Since the stoichiometry of the reaction is 1:2 (1 mol Fe(OH)2 reacts with 2 mol of phosphoric acid), we can see that the reaction requires twice as many moles of phosphoric acid as Fe(OH)2.
Since we have fewer moles of phosphoric acid (0.018 mol) compared to Fe(OH)2 (0.0289 mol), phosphoric acid is the limiting reagent and Fe(OH)2 is the reactant in excess.
c) To determine the maximum amount of Fe3(PO4)2 precipitate that can be formed, we need to use the stoichiometry of the balanced equation. From the reaction:
1 mol of Fe(OH)2 produces 1 mol of Fe3(PO4)2.
moles of Fe3(PO4)2 = moles of limiting reagent (phosphoric acid) = 0.018 mol
mass of Fe3(PO4)2 = moles of Fe3(PO4)2 x molar mass of Fe3(PO4)2
mass of Fe3(PO4)2 = 0.018 mol x (2(55.85) + 3(31.00) + 8(16.00)) g/mol = 4.14 g (rounded to two decimal places)
Therefore, the maximum amount of Fe3(PO4)2 precipitate that can be formed is 4.14 grams.
d) To calculate the percentage yield, we need to compare the actual yield (3.99 g) to the theoretical yield (4.14 g) and calculate the percentage.
percentage yield = (actual yield / theoretical yield) x 100
percentage yield = (3.99 g / 4.14 g) x 100 = 96.14% (rounded to two decimal places)
Therefore, the percentage yield is approximately 96.14%.
To find the limiting reagent and the reactant in excess, we need to compare the number of moles of each reactant with the stoichiometric ratio in the balanced chemical equation.

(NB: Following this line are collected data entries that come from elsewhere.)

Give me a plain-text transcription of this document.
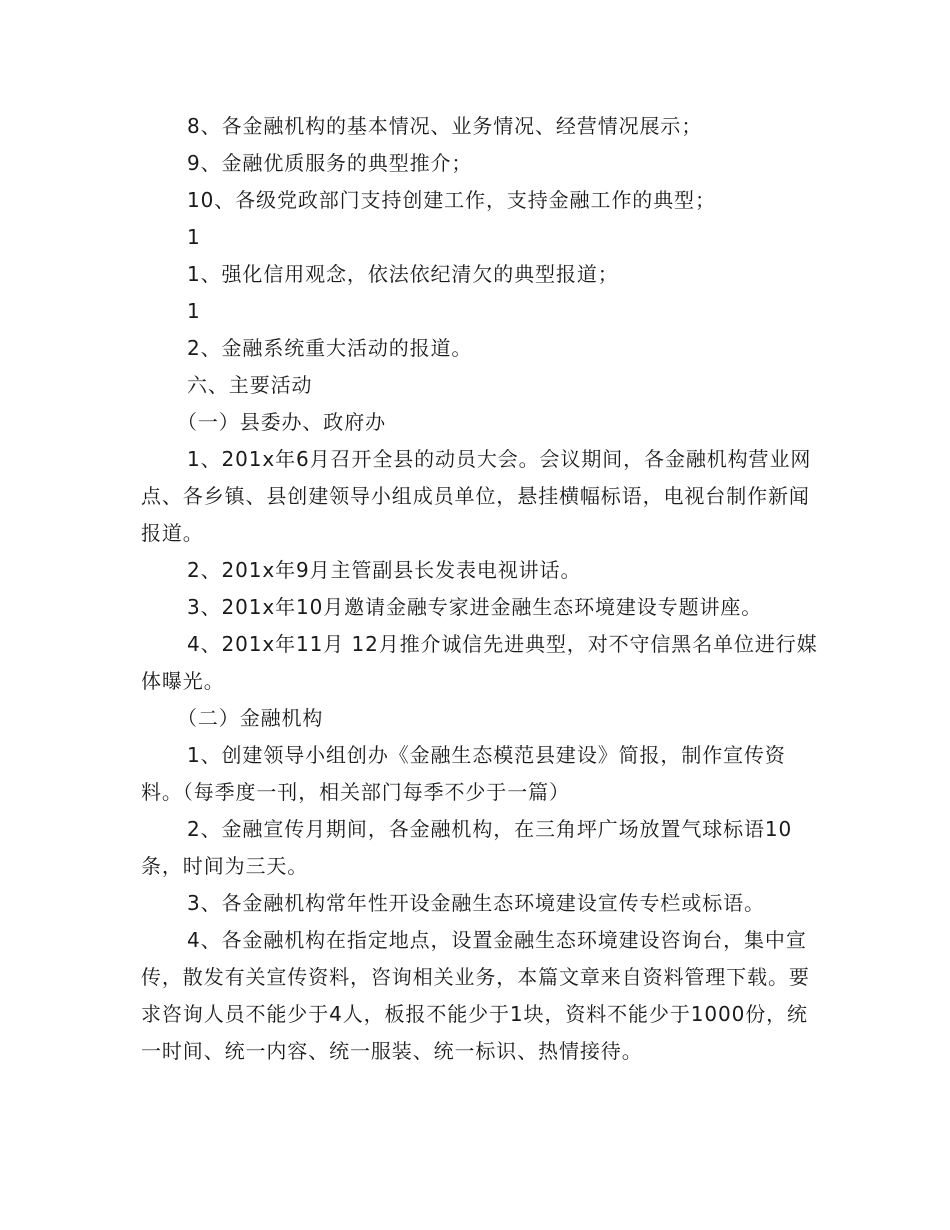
8、各金融机构的基本情况、业务情况、经营情况展示；

9、金融优质服务的典型推介；

10、各级党政部门支持创建工作，支持金融工作的典型；

1

1、强化信用观念，依法依纪清欠的典型报道；

1

2、金融系统重大活动的报道。

六、主要活动

（一）县委办、政府办

1、201x年6月召开全县的动员大会。会议期间，各金融机构营业网点、各乡镇、县创建领导小组成员单位，悬挂横幅标语，电视台制作新闻报道。

2、201x年9月主管副县长发表电视讲话。

3、201x年10月邀请金融专家进金融生态环境建设专题讲座。

4、201x年11月 12月推介诚信先进典型，对不守信黑名单位进行媒体曝光。

（二）金融机构

1、创建领导小组创办《金融生态模范县建设》简报，制作宣传资料。（每季度一刊，相关部门每季不少于一篇）

2、金融宣传月期间，各金融机构，在三角坪广场放置气球标语10条，时间为三天。

3、各金融机构常年性开设金融生态环境建设宣传专栏或标语。

4、各金融机构在指定地点，设置金融生态环境建设咨询台，集中宣传，散发有关宣传资料，咨询相关业务，本篇文章来自资料管理下载。要求咨询人员不能少于4人，板报不能少于1块，资料不能少于1000份，统一时间、统一内容、统一服装、统一标识、热情接待。
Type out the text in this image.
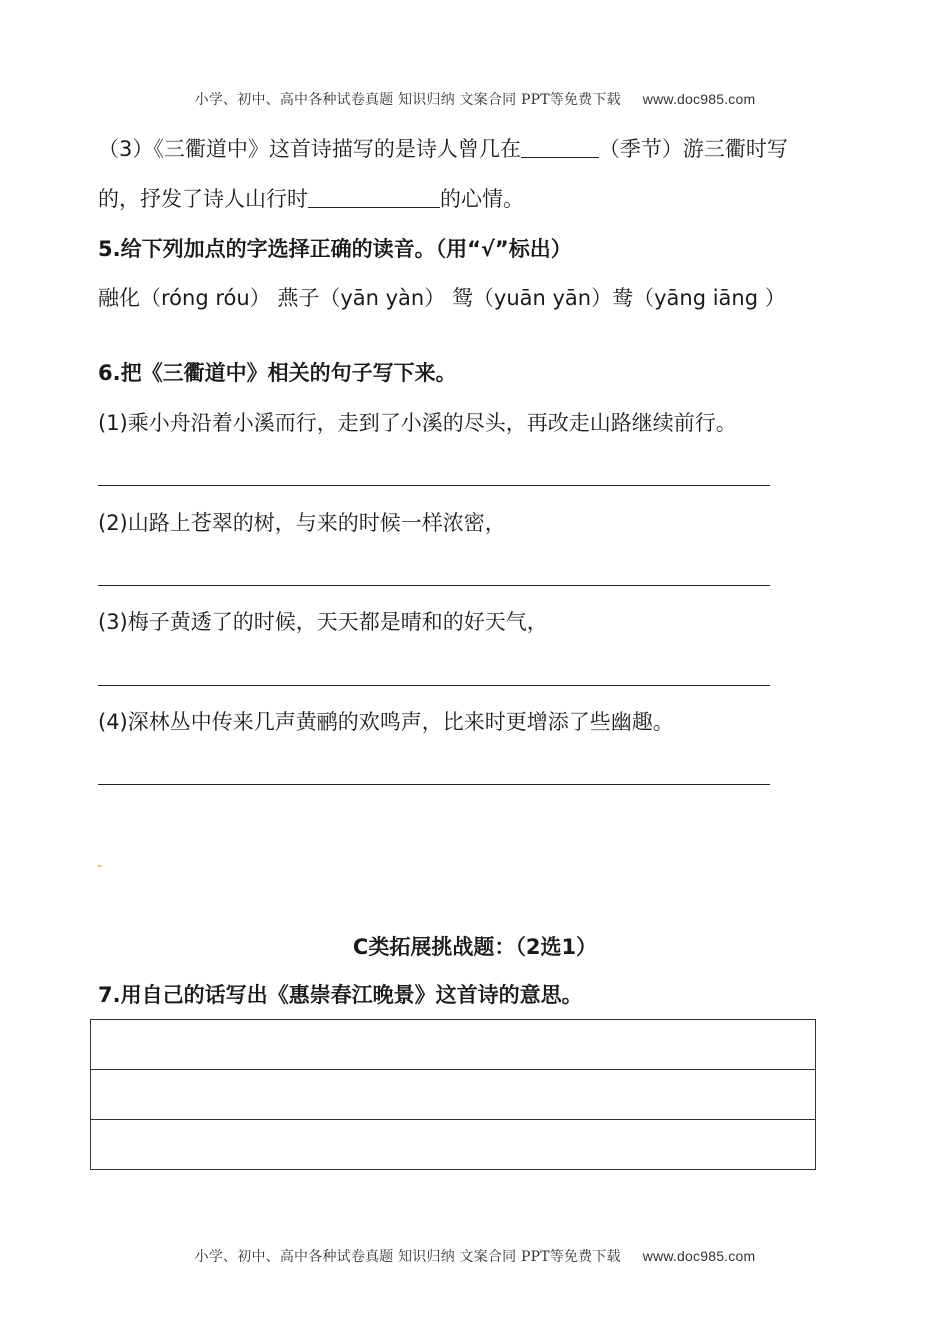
小学、初中、高中各种试卷真题 知识归纳 文案合同 PPT等免费下载 www.doc985.com
（3）《三衢道中》这首诗描写的是诗人曾几在	（季节）游三衢时写
的，抒发了诗人山行时	的心情。
5.给下列加点的字选择正确的读音。（用“√”标出）
融化（róng róu） 燕子（yān yàn） 鸳（yuān yān）鸯（yāng iāng ）
6.把《三衢道中》相关的句子写下来。
(1)乘小舟沿着小溪而行，走到了小溪的尽头，再改走山路继续前行。
(2)山路上苍翠的树，与来的时候一样浓密，
(3)梅子黄透了的时候，天天都是晴和的好天气，
(4)深林丛中传来几声黄鹂的欢鸣声，比来时更增添了些幽趣。
-
C类拓展挑战题：（2选1）
7.用自己的话写出《惠崇春江晚景》这首诗的意思。

小学、初中、高中各种试卷真题 知识归纳 文案合同 PPT等免费下载 www.doc985.com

First, let's write the balanced chemical equation for the reaction:
Fe(OH)₂ + 2H₃PO₄ → Fe₃(PO₄)₂ + 6H₂O
a) Calculate moles of Fe(OH)₂:
Molar mass of Fe(OH)₂ = 88.85 g/mol + 2 * (1.01 g/mol + 16.00 g/mol) = 88.85 g/mol + 36.02 g/mol = 124.87 g/mol
moles of Fe(OH)₂ = mass / molar mass = 3.2 g / 124.87 g/mol ≈ 0.0256 mol
b) Calculate moles of H₃PO₄:
Molar mass of H₃PO₄ = 1.01 g/mol + 3 * (1.01 g/mol + 16.00 g/mol + 16.00 g/mol + 16.00 g/mol) = 1.01 g/mol + 3 * 64.00 g/mol = 1.01 g/mol + 192.00 g/mol = 193.01 g/mol
moles of H₃PO₄ = mass / molar mass = 2.50 g / 193.01 g/mol ≈ 0.0129 mol
c) Determine the limiting reagent:
Based on the balanced equation, the stoichiometric ratio between Fe(OH)₂ and H₃PO₄ is 1:2. This means that 1 mol of Fe(OH)₂ reacts with 2 mol of H₃PO₄.
Since we have 0.0256 mol of Fe(OH)₂ and 0.0129 mol of H₃PO₄, the molar ratio is not 1:2. Therefore, H₃PO₄ is the limiting reagent.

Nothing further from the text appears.